Mais pour que vous compreniez bien, ce sont des personnes qui ont été anéanties, a-t-il affirmé. Je suis très fier de les avoir graciées. Et je pense qu’elles devraient être remboursées pour avoir été [persécutées par] un gouvernement corrompu.
Marche arrière du département de la Justice

Le procureur général des États-Unis par intérim, Todd Blanche, lors de son témoignage devant un comité de la Chambre des représentants, le 2 juin 2026.
Photo : Getty Images / Andrew Harnik
Des élus républicains furieux
Mardi, Todd Blanche a pourtant affirmé devant un sous-comité de la Chambre des représentants que son département n'allait pas de l'avant avec le fonds. Il a acquiescé quand une élue démocrate lui a demandé s'il voulait dire qu'il n'irait jamais de l'avant avec ce projet.
Il a cependant refusé de consigner cet engagement par écrit.
Lors d'une audience antérieure devant un comité du Sénat, il avait refusé d'exclure que des émeutiers condamnés pour avoir attaqué des policiers lors de l'attaque du Capitole reçoivent une compensation financière.
Le mois dernier, les sénateurs avaient quitté Washington pour leur pause du jour du Souvenir sans adopter, comme prévu, le projet de loi budgétaire sur le contrôle de l'immigration et sur la protection des frontières.
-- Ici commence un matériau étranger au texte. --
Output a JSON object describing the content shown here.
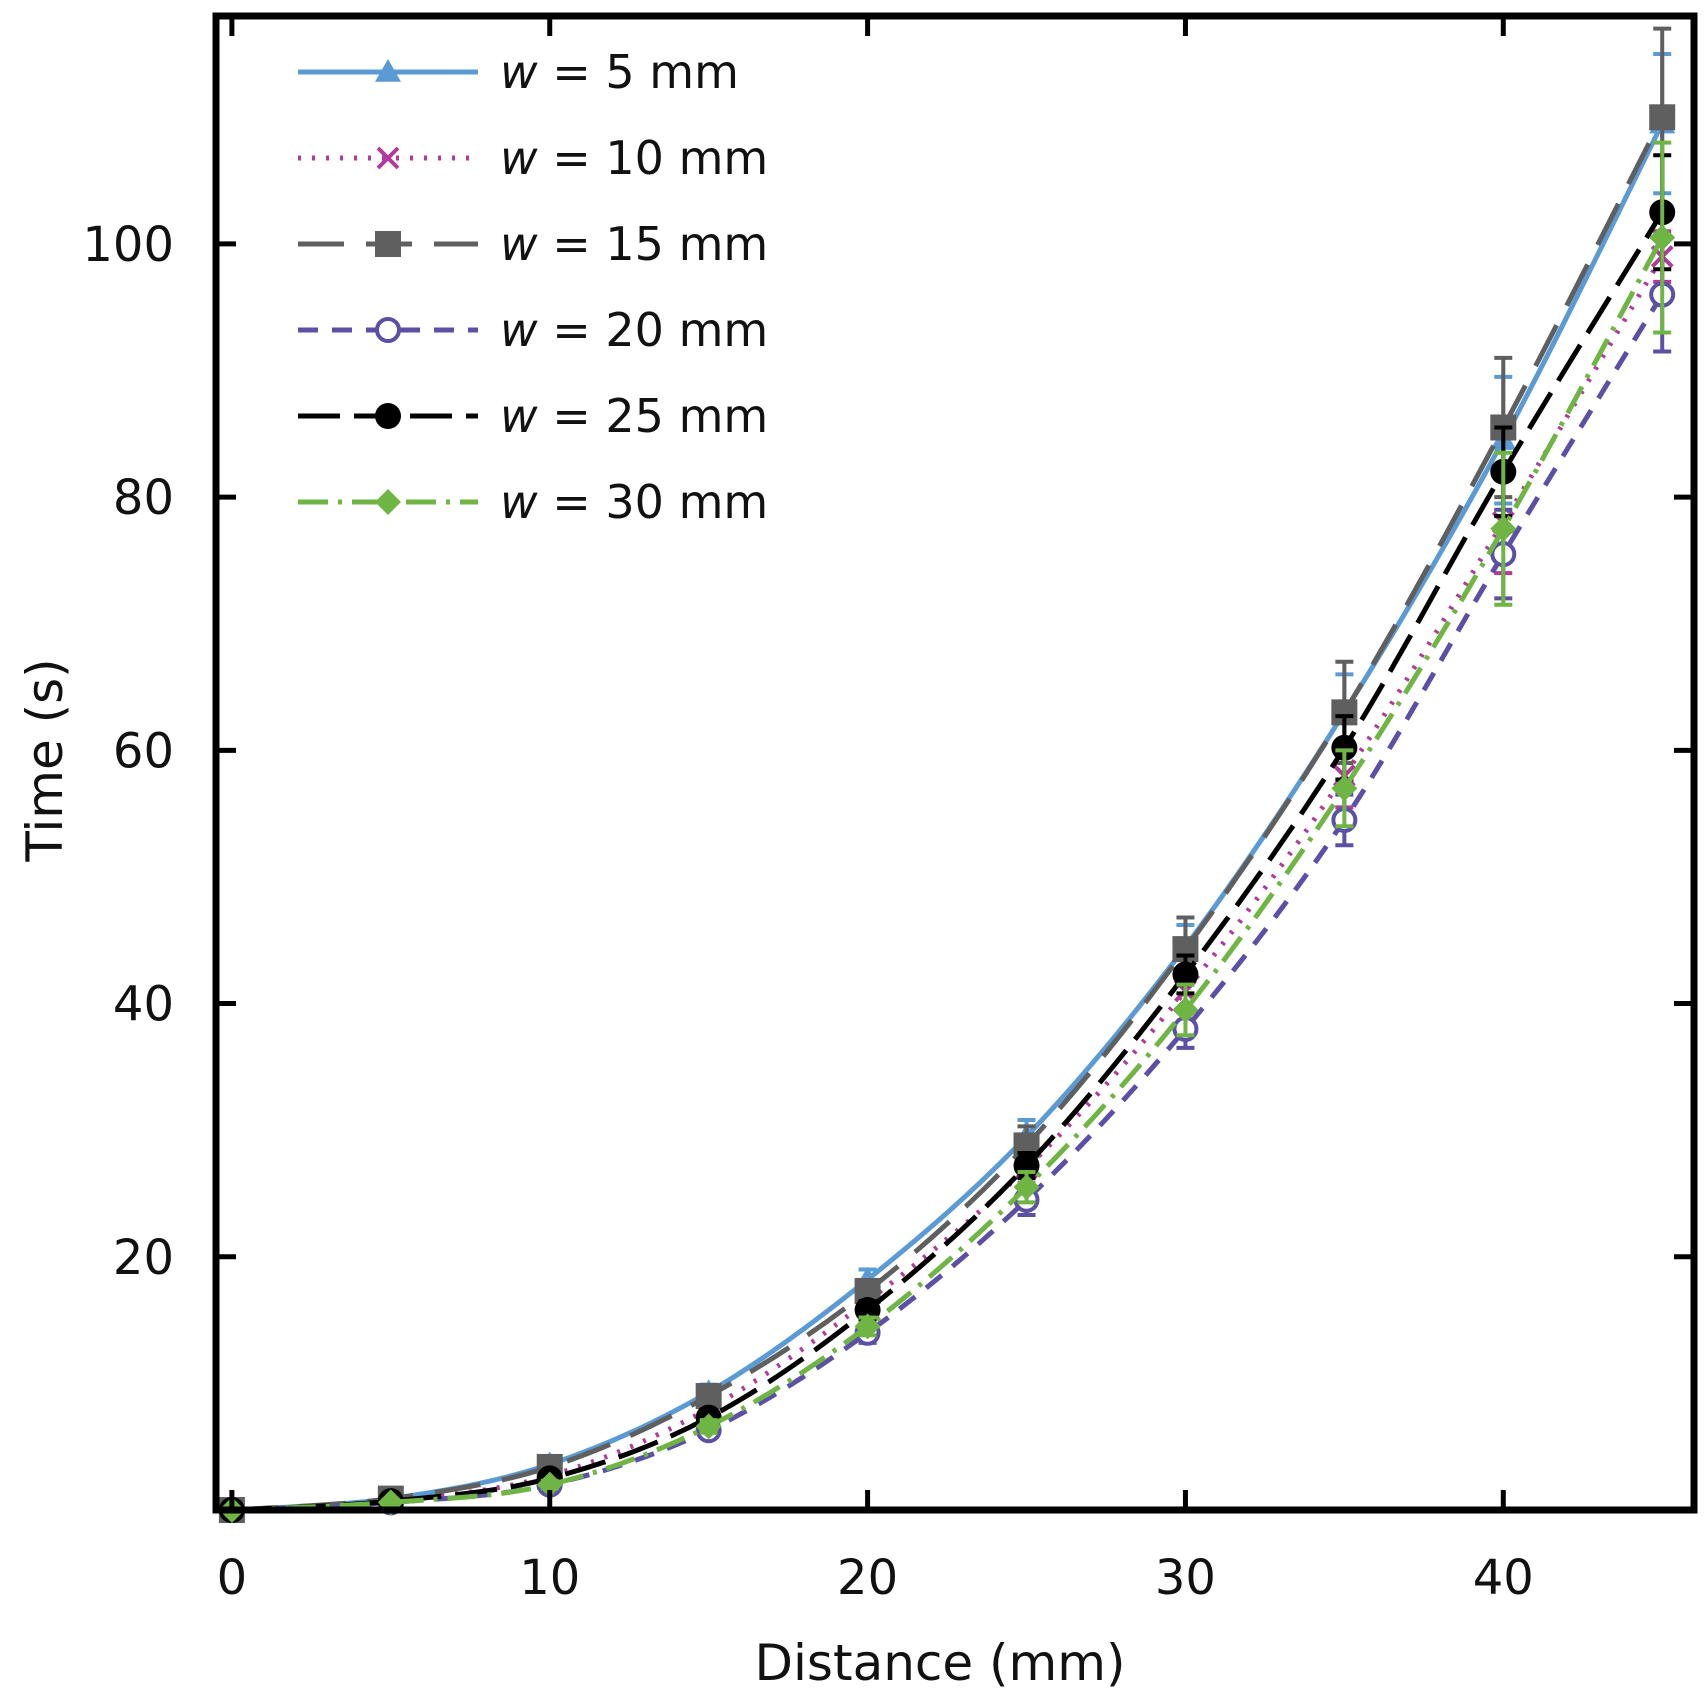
{
  "chart_data": {
    "type": "line",
    "title": "",
    "xlabel": "Distance (mm)",
    "ylabel": "Time (s)",
    "xlim": [
      -0.5,
      46
    ],
    "ylim": [
      0,
      118
    ],
    "xticks": [
      "0",
      "10",
      "20",
      "30",
      "40"
    ],
    "yticks": [
      "20",
      "40",
      "60",
      "80",
      "100"
    ],
    "x": [
      0,
      5,
      10,
      15,
      20,
      25,
      30,
      35,
      40,
      45
    ],
    "legend_location": "top-left",
    "series": [
      {
        "name": "w = 5 mm",
        "var": "w",
        "rest": " = 5 mm",
        "color": "#5b9bd5",
        "marker": "triangle",
        "dash": "",
        "values": [
          0,
          0.9,
          3.6,
          9.3,
          18.2,
          29.5,
          44.5,
          63,
          84.5,
          109.5
        ],
        "errors": [
          0,
          0.2,
          0.4,
          0.6,
          0.8,
          1.3,
          1.7,
          3,
          5,
          5.5
        ]
      },
      {
        "name": "w = 10 mm",
        "var": "w",
        "rest": " = 10 mm",
        "color": "#b03b9c",
        "marker": "x",
        "dash": "3 11",
        "values": [
          0,
          0.7,
          2.7,
          8,
          16.5,
          27,
          41,
          58,
          78,
          99
        ],
        "errors": [
          0,
          0.2,
          0.4,
          0.5,
          0.8,
          1.2,
          1.5,
          2.5,
          4,
          2
        ]
      },
      {
        "name": "w = 15 mm",
        "var": "w",
        "rest": " = 15 mm",
        "color": "#5f5f5f",
        "marker": "square",
        "dash": "46 22",
        "values": [
          0,
          0.9,
          3.4,
          9,
          17.3,
          28.8,
          44.3,
          63,
          85.5,
          110
        ],
        "errors": [
          0,
          0.2,
          0.4,
          0.6,
          0.8,
          1.5,
          2.5,
          4,
          5.5,
          7
        ]
      },
      {
        "name": "w = 20 mm",
        "var": "w",
        "rest": " = 20 mm",
        "color": "#5b4fa6",
        "marker": "circle-open",
        "dash": "20 14",
        "values": [
          0,
          0.6,
          2,
          6.3,
          14,
          24.5,
          38,
          54.5,
          75.5,
          96
        ],
        "errors": [
          0,
          0.2,
          0.3,
          0.5,
          0.8,
          1.2,
          1.5,
          2,
          3.5,
          4.5
        ]
      },
      {
        "name": "w = 25 mm",
        "var": "w",
        "rest": " = 25 mm",
        "color": "#000000",
        "marker": "circle",
        "dash": "42 14",
        "values": [
          0,
          0.7,
          2.5,
          7.3,
          15.8,
          27.2,
          42.3,
          60.2,
          82,
          102.5
        ],
        "errors": [
          0,
          0.2,
          0.3,
          0.5,
          0.7,
          1,
          1.5,
          2.5,
          3.5,
          4.5
        ]
      },
      {
        "name": "w = 30 mm",
        "var": "w",
        "rest": " = 30 mm",
        "color": "#6fb544",
        "marker": "diamond",
        "dash": "30 10 4 10",
        "values": [
          0,
          0.6,
          2,
          6.6,
          14.5,
          25.5,
          39.5,
          57,
          77.5,
          100.5
        ],
        "errors": [
          0,
          0.2,
          0.3,
          0.5,
          0.7,
          1.2,
          2,
          3,
          6,
          7.5
        ]
      }
    ]
  }
}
La raison : une rarissime révolte d'élus républicains face à ce fonds, qui est un sujet sensible politiquement à quelques mois des élections de mi-mandat.
Après l'engagement de Todd Blanche, les sénateurs républicains ont d'ailleurs voté, mercredi, en faveur de la tenue du débat sur le vote, étape préliminaire en vue de l'adoption du texte, pour lequel les démocrates devraient présenter une série d'amendements.
Certains sénateurs républicains ont cependant laissé entendre qu’ils ne donneraient pas leur aval au projet de loi sans qu'il précise, noir sur blanc, que le fonds d'indemnisation ne verra pas le jour.
Un accord avec Trump
Cette initiative s'inscrivait dans un accord sans précédent conclu entre Donald Trump et son administration.
En échange de la création du fonds, le président américain avait retiré sa poursuite de 10 milliards de dollars intentée en début d'année contre le fisc américain en lien avec la fuite d’informations sur ses déclarations de revenus lors de son premier mandat.
Son administration s'était en outre engagée à renoncer à toute poursuite contre lui, sa famille ou ses entreprises pour de possibles arriérés d'impôts qu'ils auraient pu devoir avant la date de l'accord.
Todd Blanche a précisé mardi que cette partie de l'accord était maintenue.